Am 21. März 1960 demonstrierten rund 20.000 Menschen im südafrikanischen Sharpeville friedlich gegen die diskriminierenden Passgesetze des damaligen Apartheid-Regimes. Die Polizei erschoss bei den Protesten 69 Demonstrierende, mindestens 180 wurden verletzt. Dieses Blutbad ging als Massaker von Sharpeville in die Geschichte ein.
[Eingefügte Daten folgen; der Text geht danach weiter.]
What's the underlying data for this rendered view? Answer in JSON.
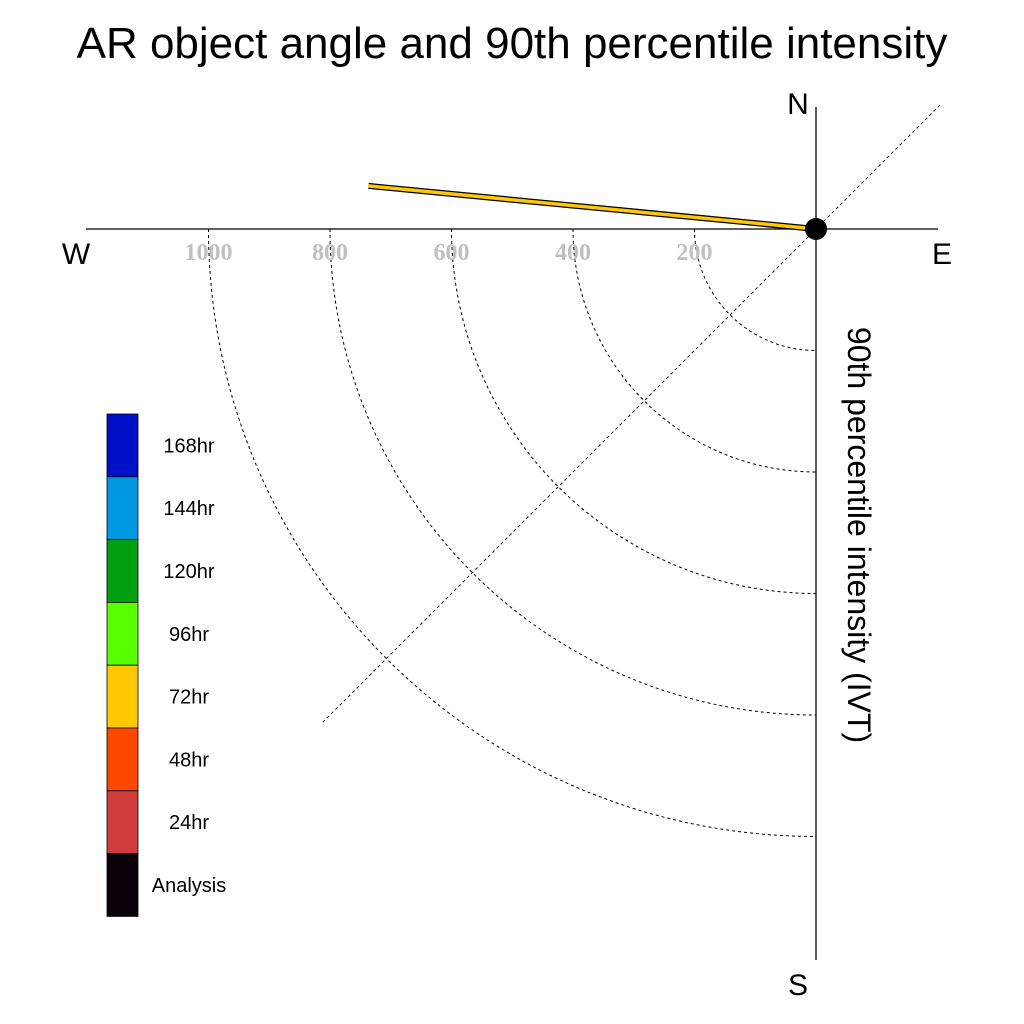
{
  "chart_data": {
    "type": "polar-line",
    "title": "AR object angle and 90th percentile intensity",
    "radial_label": "90th percentile intensity (IVT)",
    "radial_ticks": [
      200,
      400,
      600,
      800,
      1000
    ],
    "radial_max": 1150,
    "compass": {
      "north": "N",
      "south": "S",
      "east": "E",
      "west": "W"
    },
    "quadrant_shown": "south-west",
    "grid": true,
    "legend": {
      "placement": "left",
      "items": [
        {
          "label": "168hr",
          "color": "#0010c8"
        },
        {
          "label": "144hr",
          "color": "#0098e0"
        },
        {
          "label": "120hr",
          "color": "#00a010"
        },
        {
          "label": "96hr",
          "color": "#58ff00"
        },
        {
          "label": "72hr",
          "color": "#ffc800"
        },
        {
          "label": "48hr",
          "color": "#ff4800"
        },
        {
          "label": "24hr",
          "color": "#d03c3c"
        },
        {
          "label": "Analysis",
          "color": "#0a0008"
        }
      ]
    },
    "series": [
      {
        "name": "72hr",
        "color": "#ffc800",
        "angle_deg": 275.5,
        "intensity": 740
      }
    ],
    "origin_marker_color": "#000000"
  }
}
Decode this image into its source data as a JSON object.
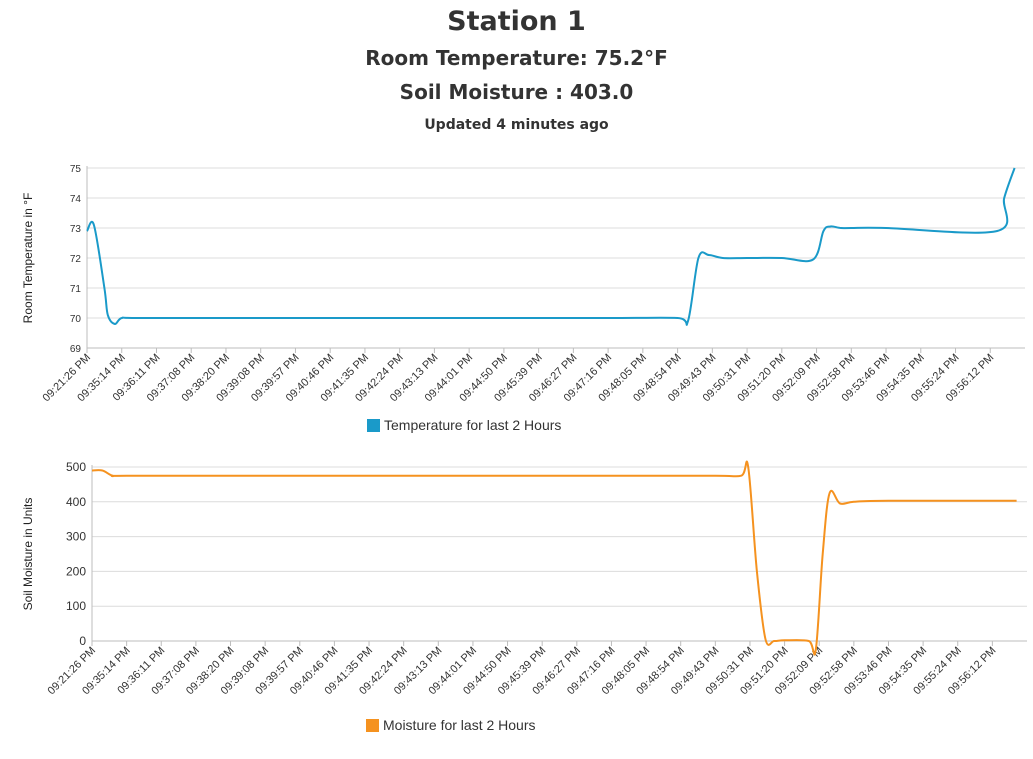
{
  "header": {
    "title": "Station 1",
    "temperature_line": "Room Temperature: 75.2°F",
    "moisture_line": "Soil Moisture : 403.0",
    "updated": "Updated 4 minutes ago"
  },
  "colors": {
    "temperature": "#1a9ac9",
    "moisture": "#f5921f",
    "grid": "#dcdcdc",
    "axis": "#bdbdbd"
  },
  "chart_data": [
    {
      "type": "line",
      "ylabel": "Room Temperature in °F",
      "ylim": [
        69,
        75
      ],
      "yticks": [
        69,
        70,
        71,
        72,
        73,
        74,
        75
      ],
      "grid": true,
      "legend_position": "bottom-center",
      "x_tick_labels": [
        "09:21:26 PM",
        "09:35:14 PM",
        "09:36:11 PM",
        "09:37:08 PM",
        "09:38:20 PM",
        "09:39:08 PM",
        "09:39:57 PM",
        "09:40:46 PM",
        "09:41:35 PM",
        "09:42:24 PM",
        "09:43:13 PM",
        "09:44:01 PM",
        "09:44:50 PM",
        "09:45:39 PM",
        "09:46:27 PM",
        "09:47:16 PM",
        "09:48:05 PM",
        "09:48:54 PM",
        "09:49:43 PM",
        "09:50:31 PM",
        "09:51:20 PM",
        "09:52:09 PM",
        "09:52:58 PM",
        "09:53:46 PM",
        "09:54:35 PM",
        "09:55:24 PM",
        "09:56:12 PM"
      ],
      "series": [
        {
          "name": "Temperature for last 2 Hours",
          "x_index": [
            0,
            0.2,
            0.5,
            0.6,
            0.8,
            1,
            1.5,
            5,
            10,
            15,
            17,
            17.3,
            17.6,
            17.9,
            18.3,
            19,
            20,
            20.9,
            21.2,
            21.4,
            21.7,
            22,
            23,
            26.2,
            26.4,
            26.7
          ],
          "values": [
            72.9,
            73.1,
            71,
            70.1,
            69.8,
            70,
            70,
            70,
            70,
            70,
            70,
            69.9,
            72,
            72.1,
            72,
            72,
            72,
            71.95,
            72.9,
            73.05,
            73,
            73,
            73,
            72.9,
            74,
            75
          ]
        }
      ]
    },
    {
      "type": "line",
      "ylabel": "Soil Moisture in Units",
      "ylim": [
        0,
        500
      ],
      "yticks": [
        0,
        100,
        200,
        300,
        400,
        500
      ],
      "grid": true,
      "legend_position": "bottom-center",
      "x_tick_labels": [
        "09:21:26 PM",
        "09:35:14 PM",
        "09:36:11 PM",
        "09:37:08 PM",
        "09:38:20 PM",
        "09:39:08 PM",
        "09:39:57 PM",
        "09:40:46 PM",
        "09:41:35 PM",
        "09:42:24 PM",
        "09:43:13 PM",
        "09:44:01 PM",
        "09:44:50 PM",
        "09:45:39 PM",
        "09:46:27 PM",
        "09:47:16 PM",
        "09:48:05 PM",
        "09:48:54 PM",
        "09:49:43 PM",
        "09:50:31 PM",
        "09:51:20 PM",
        "09:52:09 PM",
        "09:52:58 PM",
        "09:53:46 PM",
        "09:54:35 PM",
        "09:55:24 PM",
        "09:56:12 PM"
      ],
      "series": [
        {
          "name": "Moisture for last 2 Hours",
          "x_index": [
            0,
            0.3,
            0.6,
            1,
            5,
            10,
            15,
            18,
            18.75,
            18.95,
            19.2,
            19.45,
            19.7,
            20,
            20.7,
            20.9,
            21.1,
            21.3,
            21.6,
            22,
            23,
            26,
            26.7
          ],
          "values": [
            490,
            490,
            475,
            475,
            475,
            475,
            475,
            475,
            475,
            500,
            200,
            5,
            0,
            2,
            0,
            -25,
            250,
            425,
            395,
            400,
            403,
            403,
            403
          ]
        }
      ]
    }
  ]
}
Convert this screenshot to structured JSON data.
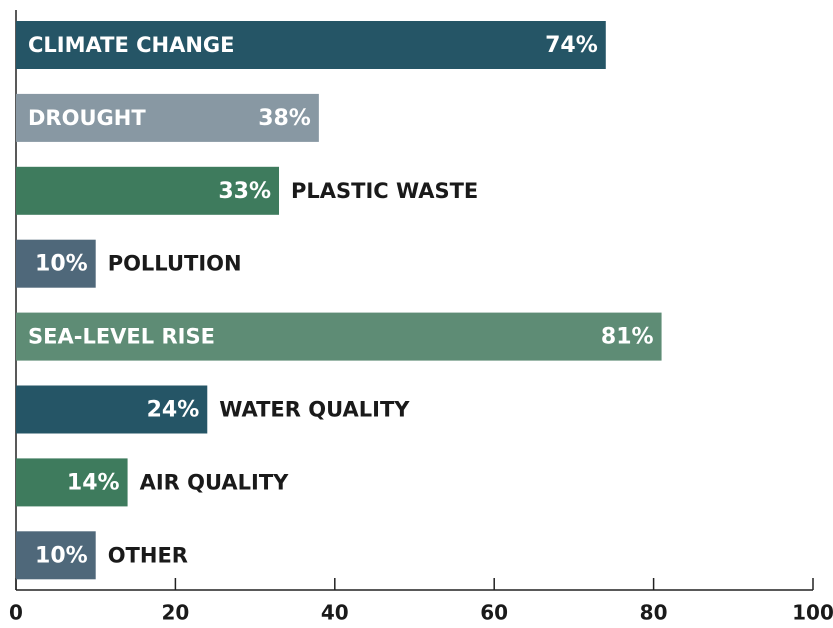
{
  "chart_data": {
    "type": "barh",
    "categories": [
      "CLIMATE CHANGE",
      "DROUGHT",
      "PLASTIC WASTE",
      "POLLUTION",
      "SEA-LEVEL RISE",
      "WATER QUALITY",
      "AIR QUALITY",
      "OTHER"
    ],
    "values": [
      74,
      38,
      33,
      10,
      81,
      24,
      14,
      10
    ],
    "value_labels": [
      "74%",
      "38%",
      "33%",
      "10%",
      "81%",
      "24%",
      "14%",
      "10%"
    ],
    "colors": [
      "#255566",
      "#8898a3",
      "#3e7b5d",
      "#4f687a",
      "#5e8c75",
      "#255566",
      "#3e7b5d",
      "#4f687a"
    ],
    "xlim": [
      0,
      100
    ],
    "xticks": [
      0,
      20,
      40,
      60,
      80,
      100
    ]
  }
}
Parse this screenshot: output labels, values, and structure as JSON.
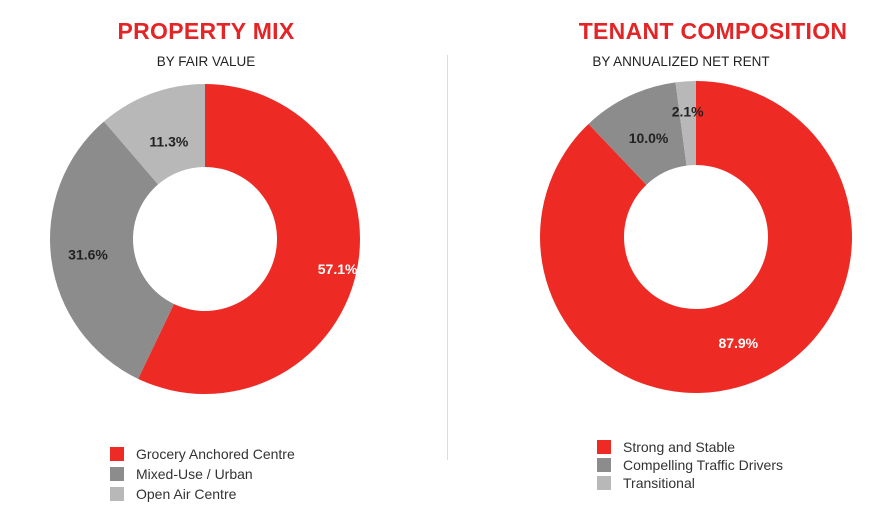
{
  "chart_data": [
    {
      "type": "pie",
      "title": "PROPERTY MIX",
      "subtitle": "BY FAIR VALUE",
      "categories": [
        "Grocery Anchored Centre",
        "Mixed-Use / Urban",
        "Open Air Centre"
      ],
      "values": [
        57.1,
        31.6,
        11.3
      ],
      "labels": [
        "57.1%",
        "31.6%",
        "11.3%"
      ],
      "colors": [
        "#ee2a24",
        "#8c8c8c",
        "#b8b8b8"
      ],
      "label_colors": [
        "#ffffff",
        "#222222",
        "#222222"
      ],
      "legend_position": "bottom"
    },
    {
      "type": "pie",
      "title": "TENANT COMPOSITION",
      "subtitle": "BY ANNUALIZED NET RENT",
      "categories": [
        "Strong and Stable",
        "Compelling Traffic Drivers",
        "Transitional"
      ],
      "values": [
        87.9,
        10.0,
        2.1
      ],
      "labels": [
        "87.9%",
        "10.0%",
        "2.1%"
      ],
      "colors": [
        "#ee2a24",
        "#8c8c8c",
        "#b8b8b8"
      ],
      "label_colors": [
        "#ffffff",
        "#222222",
        "#222222"
      ],
      "legend_position": "bottom"
    }
  ]
}
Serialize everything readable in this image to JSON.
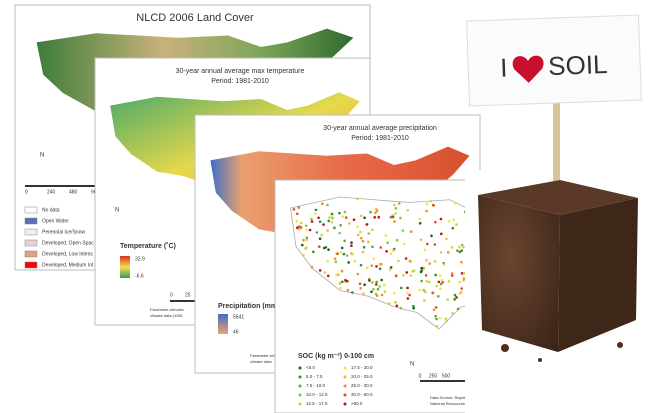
{
  "maps": [
    {
      "title": "NLCD 2006 Land Cover",
      "north": "N",
      "scale": [
        "0",
        "240",
        "480",
        "960"
      ],
      "legend": [
        "No data",
        "Open Water",
        "Perennial Ice/Snow",
        "Developed, Open Spac",
        "Developed, Low Intens",
        "Developed, Medium Int"
      ]
    },
    {
      "title": "30-year annual average max temperature",
      "period": "Period: 1981-2010",
      "north": "N",
      "legend_title": "Temperature (˚C)",
      "legend_high": "32.9",
      "legend_low": "-6.6",
      "scale": [
        "0",
        "25"
      ],
      "source": [
        "Parameter-elevatio",
        "climate data (1981"
      ]
    },
    {
      "title": "30-year annual average precipitation",
      "period": "Period: 1981-2010",
      "legend_title": "Precipitation (mm",
      "legend_high": "5641",
      "legend_low": "46",
      "source": [
        "Parameter-elev",
        "climate data"
      ]
    },
    {
      "legend_title": "SOC (kg m⁻²) 0-100 cm",
      "north": "N",
      "legend": [
        "<5.0",
        "5.0 - 7.5",
        "7.5 - 10.0",
        "10.0 - 12.5",
        "12.5 - 17.5",
        "17.5 - 20.0",
        "20.0 - 25.0",
        "25.0 - 30.0",
        "30.0 - 60.0",
        ">60.0"
      ],
      "scale": [
        "0",
        "250",
        "500",
        "1,000",
        "1,500",
        "2,000"
      ],
      "scale_unit": "Kilometers",
      "source": [
        "Data Source: Rapid Carbon Assessment (RaCA) Project,",
        "National Resources Conservation Service (NRCS)"
      ]
    }
  ],
  "sign": {
    "left": "I",
    "right": "SOIL"
  }
}
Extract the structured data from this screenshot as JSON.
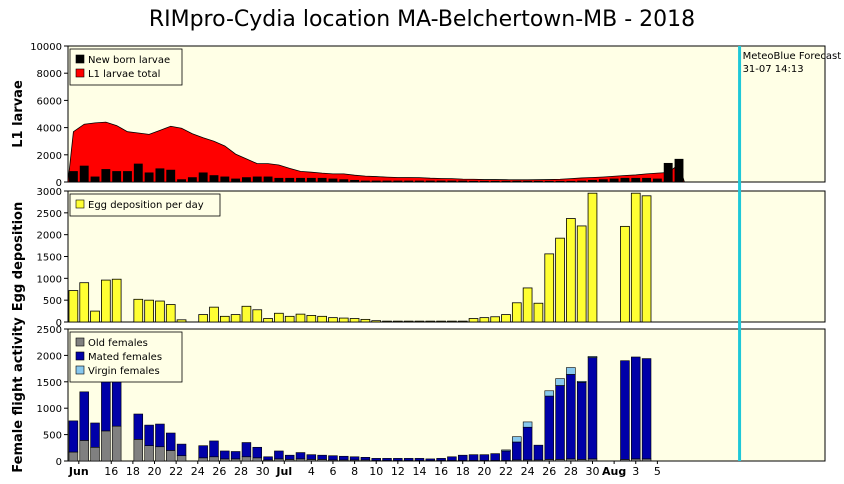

Sechs Jahre später rief die Generalversammlung der Vereinten Nationen den 21. März zum Internationalen Tag für die Beseitigung der Rassendiskriminierung aus. Rassistische Diskriminierung und Apartheid, so heißt es in der Resolution, seien eine Verleugnung der Menschenrechte und fundamentaler Freiheiten und Gerechtigkeit sowie ein Vergehen an der Menschenwürde.

Der Arbeitskreis Antirassismus und ver.di Hamburg positionieren sich:

 21. März – Internationaler Tag gegen Rassismus

Gerade erst wurden wir an zwei entsetzliche Verbrechen erinnert, die rassistisch bzw. antisemitisch motiviert waren:

Am 19. Februar 2021 wurde an die Ermordung von 9 Menschen mit migrantischen Wurzeln in Hanau vor einem Jahr erinnert.
Ebenfalls im Februar fand in Hamburg das Gerichtsverfahren statt, in dem es um den lebensbedrohlichen Angriff auf einen Hamburger Studenten ging. Im Oktober 2020 wurde dieser Student auf dem Weg zur Synagoge attackiert.
Bei beiden Taten zeigten die Täter einen Bezug zu extrem rechter Gesinnung. Vorurteile, Abwertung und Feindseligkeit gegenüber Menschen mit jüdischem oder migrantischem Hintergrund führten, wie schon bei früheren Angriffen, zu diesen Gewalttaten. Aus Hetze wurden Taten!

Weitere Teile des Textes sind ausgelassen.